Question

A converging beam of light converges at a point $P$. When a diverging lens of focal length $f$ is placed in the path of the converging beam at a distance 10 cm from $P$, the beam converges at a distance 2 cm from $P$.

The focal length of the lens is

• A. -60 cm

Answer 1

Answer: (A)

-60 cm

Answer 2

1. Understanding the setup: A converging beam of light means that the rays are heading towards a specific point.

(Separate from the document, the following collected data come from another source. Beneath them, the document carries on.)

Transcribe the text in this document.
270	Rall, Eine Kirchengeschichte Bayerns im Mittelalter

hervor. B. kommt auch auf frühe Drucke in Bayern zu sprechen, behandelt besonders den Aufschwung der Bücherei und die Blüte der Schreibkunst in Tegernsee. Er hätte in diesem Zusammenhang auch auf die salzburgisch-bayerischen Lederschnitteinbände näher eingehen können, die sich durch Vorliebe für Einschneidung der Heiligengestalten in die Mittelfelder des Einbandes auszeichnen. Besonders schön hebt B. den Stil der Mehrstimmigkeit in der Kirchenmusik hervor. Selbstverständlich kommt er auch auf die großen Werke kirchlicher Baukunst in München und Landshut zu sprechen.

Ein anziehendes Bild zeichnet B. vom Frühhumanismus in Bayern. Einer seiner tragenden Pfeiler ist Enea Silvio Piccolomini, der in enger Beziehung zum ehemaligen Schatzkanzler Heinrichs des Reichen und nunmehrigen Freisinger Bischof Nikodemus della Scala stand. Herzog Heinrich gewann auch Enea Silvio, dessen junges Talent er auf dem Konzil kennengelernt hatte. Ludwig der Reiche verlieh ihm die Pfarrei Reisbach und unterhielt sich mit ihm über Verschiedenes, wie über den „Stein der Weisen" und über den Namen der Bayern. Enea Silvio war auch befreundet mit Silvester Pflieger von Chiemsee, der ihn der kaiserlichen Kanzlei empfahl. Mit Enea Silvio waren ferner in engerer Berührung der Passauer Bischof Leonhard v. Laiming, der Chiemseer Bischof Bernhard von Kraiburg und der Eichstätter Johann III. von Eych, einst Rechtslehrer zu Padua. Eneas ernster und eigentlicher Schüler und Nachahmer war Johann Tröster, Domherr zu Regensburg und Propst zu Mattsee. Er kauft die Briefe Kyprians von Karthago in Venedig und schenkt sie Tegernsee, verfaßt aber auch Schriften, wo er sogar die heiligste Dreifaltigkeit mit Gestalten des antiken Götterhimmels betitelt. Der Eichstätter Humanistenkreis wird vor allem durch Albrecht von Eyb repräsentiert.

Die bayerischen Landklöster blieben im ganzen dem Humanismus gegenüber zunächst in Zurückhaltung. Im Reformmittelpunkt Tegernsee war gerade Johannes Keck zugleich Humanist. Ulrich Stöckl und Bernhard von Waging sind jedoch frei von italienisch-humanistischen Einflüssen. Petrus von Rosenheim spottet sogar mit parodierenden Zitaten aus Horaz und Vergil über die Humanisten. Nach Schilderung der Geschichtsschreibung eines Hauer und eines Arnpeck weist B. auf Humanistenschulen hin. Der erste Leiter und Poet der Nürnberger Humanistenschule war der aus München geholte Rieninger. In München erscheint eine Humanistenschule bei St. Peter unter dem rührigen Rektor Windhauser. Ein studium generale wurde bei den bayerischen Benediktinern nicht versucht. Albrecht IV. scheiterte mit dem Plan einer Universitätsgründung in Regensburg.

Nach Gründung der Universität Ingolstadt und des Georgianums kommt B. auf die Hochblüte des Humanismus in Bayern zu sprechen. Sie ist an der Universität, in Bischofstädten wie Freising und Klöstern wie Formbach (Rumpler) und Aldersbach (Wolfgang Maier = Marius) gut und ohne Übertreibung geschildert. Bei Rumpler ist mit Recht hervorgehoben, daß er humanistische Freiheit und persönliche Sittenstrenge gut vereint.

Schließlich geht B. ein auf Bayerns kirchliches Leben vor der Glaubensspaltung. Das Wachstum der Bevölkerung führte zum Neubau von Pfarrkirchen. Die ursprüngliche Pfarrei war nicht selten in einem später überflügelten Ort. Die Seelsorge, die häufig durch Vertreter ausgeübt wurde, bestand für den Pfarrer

If a lens is placed in the path of this beam, the point where the rays would have converged acts as a virtual object for the lens.

2. Identifying the object: The beam would converge at point P. This point P acts as a virtual object for the diverging lens.

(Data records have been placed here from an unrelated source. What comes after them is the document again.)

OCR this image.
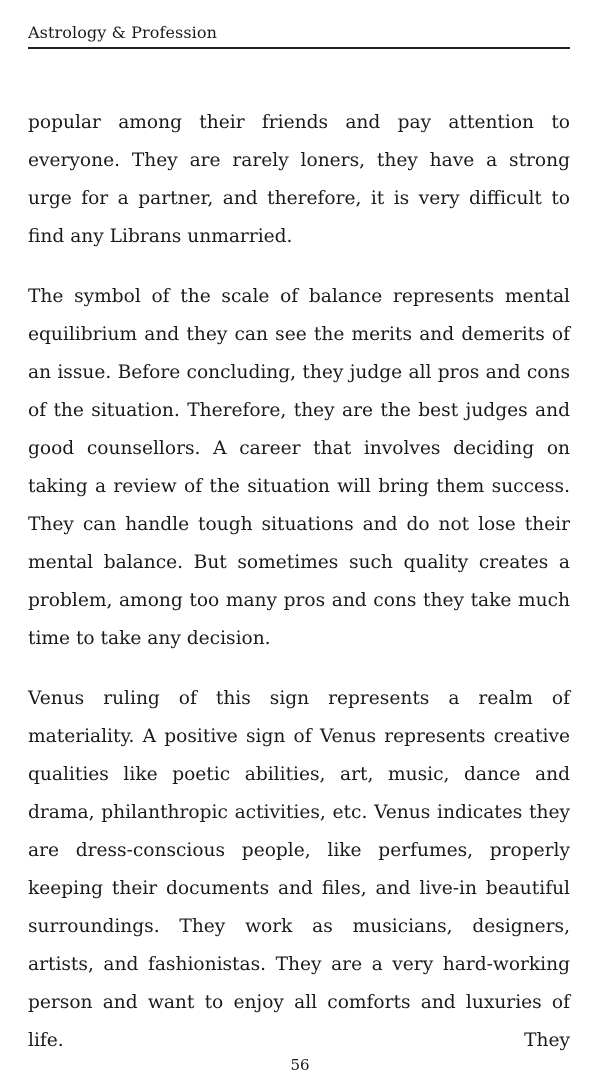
Astrology & Profession

popular among their friends and pay attention to everyone. They are rarely loners, they have a strong urge for a partner, and therefore, it is very difficult to find any Librans unmarried.

The symbol of the scale of balance represents mental equilibrium and they can see the merits and demerits of an issue. Before concluding, they judge all pros and cons of the situation. Therefore, they are the best judges and good counsellors. A career that involves deciding on taking a review of the situation will bring them success. They can handle tough situations and do not lose their mental balance. But sometimes such quality creates a problem, among too many pros and cons they take much time to take any decision.

Venus ruling of this sign represents a realm of materiality. A positive sign of Venus represents creative qualities like poetic abilities, art, music, dance and drama, philanthropic activities, etc. Venus indicates they are dress-conscious people, like perfumes, properly keeping their documents and files, and live-in beautiful surroundings. They work as musicians, designers, artists, and fashionistas. They are a very hard-working person and want to enjoy all comforts and luxuries of life. They

56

3. Determining the object distance (u): The lens is placed at a distance of 10 cm from P. Since P is a virtual object (the rays are converging towards it), according to the Cartesian sign convention (light travels from left to right, distances measured to the right of the lens are positive), the object distance u is positive. So, u = +10 cm.

4. Determining the image distance (v): The problem states that after passing through the diverging lens, the beam converges at a distance 2 cm from P. A diverging lens (concave lens) causes light rays to spread out more or converge less.

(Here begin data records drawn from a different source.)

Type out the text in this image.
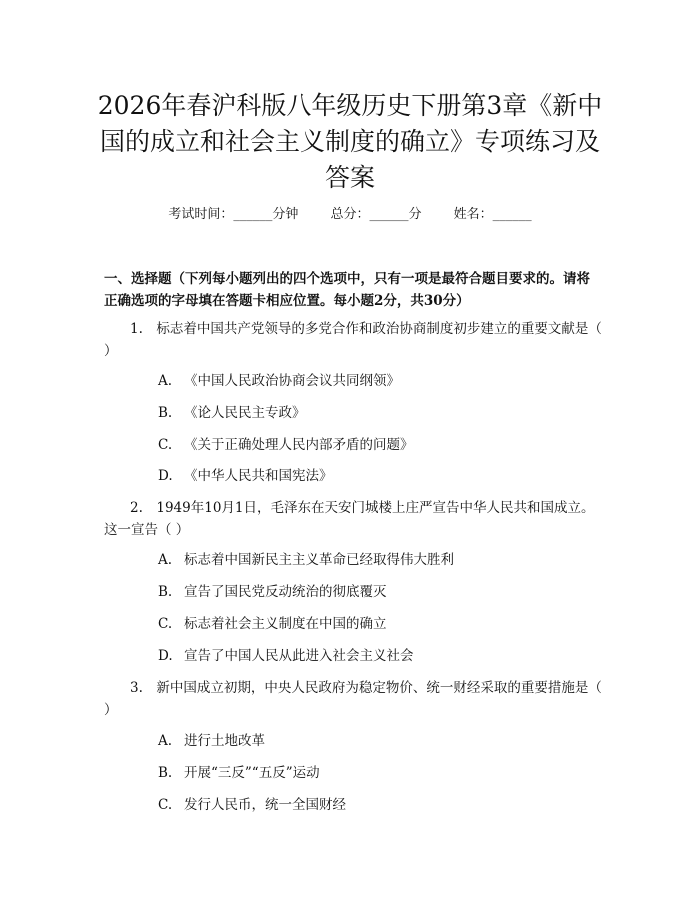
2026年春沪科版八年级历史下册第3章《新中国的成立和社会主义制度的确立》专项练习及答案
考试时间：______分钟 总分：______分 姓名：______

一、选择题（下列每小题列出的四个选项中，只有一项是最符合题目要求的。请将正确选项的字母填在答题卡相应位置。每小题2分，共30分）

1.　标志着中国共产党领导的多党合作和政治协商制度初步建立的重要文献是（ ）

A. 《中国人民政治协商会议共同纲领》

B. 《论人民民主专政》

C. 《关于正确处理人民内部矛盾的问题》

D. 《中华人民共和国宪法》

2.　1949年10月1日，毛泽东在天安门城楼上庄严宣告中华人民共和国成立。这一宣告（ ）

A. 标志着中国新民主主义革命已经取得伟大胜利

B. 宣告了国民党反动统治的彻底覆灭

C. 标志着社会主义制度在中国的确立

D. 宣告了中国人民从此进入社会主义社会

3.　新中国成立初期，中央人民政府为稳定物价、统一财经采取的重要措施是（ ）

A. 进行土地改革

B. 开展“三反”“五反”运动

C. 发行人民币，统一全国财经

• If the rays were converging to P, a diverging lens will push the convergence point further away from the lens, or even make them diverge completely.

• Since the beam still converges, the new convergence point (let's call it P') must be further from the lens than P.

  • Distance from lens to P = 10 cm.
  • Distance from lens to P' = Distance from lens to P + 2 cm = 10 cm + 2 cm = 12 cm.
  • Since P' is on the side where the light exits the lens (and is a real convergence point), the image distance v is positive.

So, v = +12 cm.

(Note: If we considered P' to be 2 cm to the left of P, then v = 10 - 2 = +8 cm. Applying the lens formula would yield f = +40 cm, which corresponds to a converging lens, contradicting the problem statement that it's a diverging lens. Hence, P' must be further away.)

5. Applying the lens formula: The lens formula is given by: $\frac{1}{v} - \frac{1}{u} = \frac{1}{f}$

Substitute the values of u and v: $\frac{1}{+12} - \frac{1}{+10} = \frac{1}{f}$ $\frac{1}{12} - \frac{1}{10} = \frac{1}{f}$

To subtract the fractions, find a common denominator, which is 60: $(\frac{5}{60}) - (\frac{6}{60}) = \frac{1}{f}$ $-\frac{1}{60} = \frac{1}{f}$

6. Calculating the focal length (f): $f = -60 cm$

The negative sign confirms that it is a diverging lens, which is consistent with the problem statement.